Overall, there is an increased incidence of second primary melanomas in affected
individuals. A minimum of 3 percent will develop second melanomas within 3
years. Thus, patients need close follow up for the development of subsequent
primary melanomas. An appropriate interval of re-examination may be 6 months
for patients with atypical moles and without a family history of melanoma. If
patients have not shown evidence of recurrence or a second primary melanoma by
the second anniversary of diagnosis, the interval between examinations can be
extended to 1 year. For patients with atypical moles, or a positive family
history of melanomas, examinations should be considered every 3 to 6 months (11).
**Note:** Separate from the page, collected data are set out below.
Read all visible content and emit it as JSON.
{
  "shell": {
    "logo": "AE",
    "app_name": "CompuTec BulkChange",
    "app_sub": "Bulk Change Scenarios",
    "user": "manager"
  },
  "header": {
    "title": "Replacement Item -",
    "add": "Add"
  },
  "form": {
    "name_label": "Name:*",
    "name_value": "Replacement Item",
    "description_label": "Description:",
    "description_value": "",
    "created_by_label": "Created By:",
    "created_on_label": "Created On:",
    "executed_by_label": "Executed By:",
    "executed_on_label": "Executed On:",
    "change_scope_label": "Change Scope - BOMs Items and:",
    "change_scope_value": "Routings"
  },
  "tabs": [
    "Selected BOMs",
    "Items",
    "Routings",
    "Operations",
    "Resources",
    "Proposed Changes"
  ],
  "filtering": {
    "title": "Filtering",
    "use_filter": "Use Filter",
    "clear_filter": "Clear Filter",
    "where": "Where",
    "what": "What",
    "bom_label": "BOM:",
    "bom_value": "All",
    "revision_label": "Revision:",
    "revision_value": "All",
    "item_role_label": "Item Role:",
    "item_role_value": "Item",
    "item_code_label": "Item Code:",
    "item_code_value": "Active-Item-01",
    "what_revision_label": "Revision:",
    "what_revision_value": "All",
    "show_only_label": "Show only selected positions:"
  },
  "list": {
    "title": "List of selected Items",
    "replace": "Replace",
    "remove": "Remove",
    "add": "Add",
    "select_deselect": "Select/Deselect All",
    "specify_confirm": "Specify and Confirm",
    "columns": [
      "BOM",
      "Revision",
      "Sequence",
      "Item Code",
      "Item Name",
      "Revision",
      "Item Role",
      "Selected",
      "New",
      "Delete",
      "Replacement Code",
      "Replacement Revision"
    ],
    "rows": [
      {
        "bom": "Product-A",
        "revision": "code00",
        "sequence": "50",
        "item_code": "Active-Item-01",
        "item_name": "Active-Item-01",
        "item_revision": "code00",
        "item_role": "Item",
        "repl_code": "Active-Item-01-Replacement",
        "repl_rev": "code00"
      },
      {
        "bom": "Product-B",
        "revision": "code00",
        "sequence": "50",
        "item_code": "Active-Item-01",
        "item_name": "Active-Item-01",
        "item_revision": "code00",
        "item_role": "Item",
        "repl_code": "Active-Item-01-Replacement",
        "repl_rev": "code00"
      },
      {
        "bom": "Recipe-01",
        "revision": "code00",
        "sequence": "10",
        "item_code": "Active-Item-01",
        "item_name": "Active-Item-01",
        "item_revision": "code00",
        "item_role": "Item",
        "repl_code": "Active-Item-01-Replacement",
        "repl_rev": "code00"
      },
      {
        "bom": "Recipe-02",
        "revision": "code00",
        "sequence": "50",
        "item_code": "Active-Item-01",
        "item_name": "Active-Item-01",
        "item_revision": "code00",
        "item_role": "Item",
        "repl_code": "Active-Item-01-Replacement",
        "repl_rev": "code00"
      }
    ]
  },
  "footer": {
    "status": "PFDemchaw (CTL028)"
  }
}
The American Cancer Society reports that basal cell carcinoma, the most
prevalent skin cancer, and squamous cell carcinoma have a notable prognosis if
detected and treated early. Although, individuals with non-melanoma skin
cancers are at a high risk for developing future skin cancers. While melanoma
is the rarest of the skin cancers, it is the most deadly (7., pg. 1). The
American Cancer Society also states, “Malignant melanoma can spread to other
parts of the body quickly; however, when detected in its earliest stages, and
with proper treatment, it is highly curable. The 5-year relative survival rate
for patients with malignant melanoma is 87%. For localized malignant melanoma,
the 5-year relative survival rate is 94%; and rates for regional and distant
disease are 60% and 16%, respectively. About 82% of melanomas are diagnosed at
a local stage” (8., p 2).


When the statistics show that over one million new cases of skin cancer will be
diagnosed in the United States this year, Americans have their work cut out for
them. By the year 2000, Americans will have a 1 in 75 lifetime risk of
developing melanoma or other skin cancers (5., p 1). Early detection is by far
the most crucial element of surviving this terrible disease. Changing society’s
belief that being tanned connotes health and beauty continues to be a challenge.

The notion has to be replaced with the belief that staying out of the sun, or
taking extreme precautions while in the sun is smarter.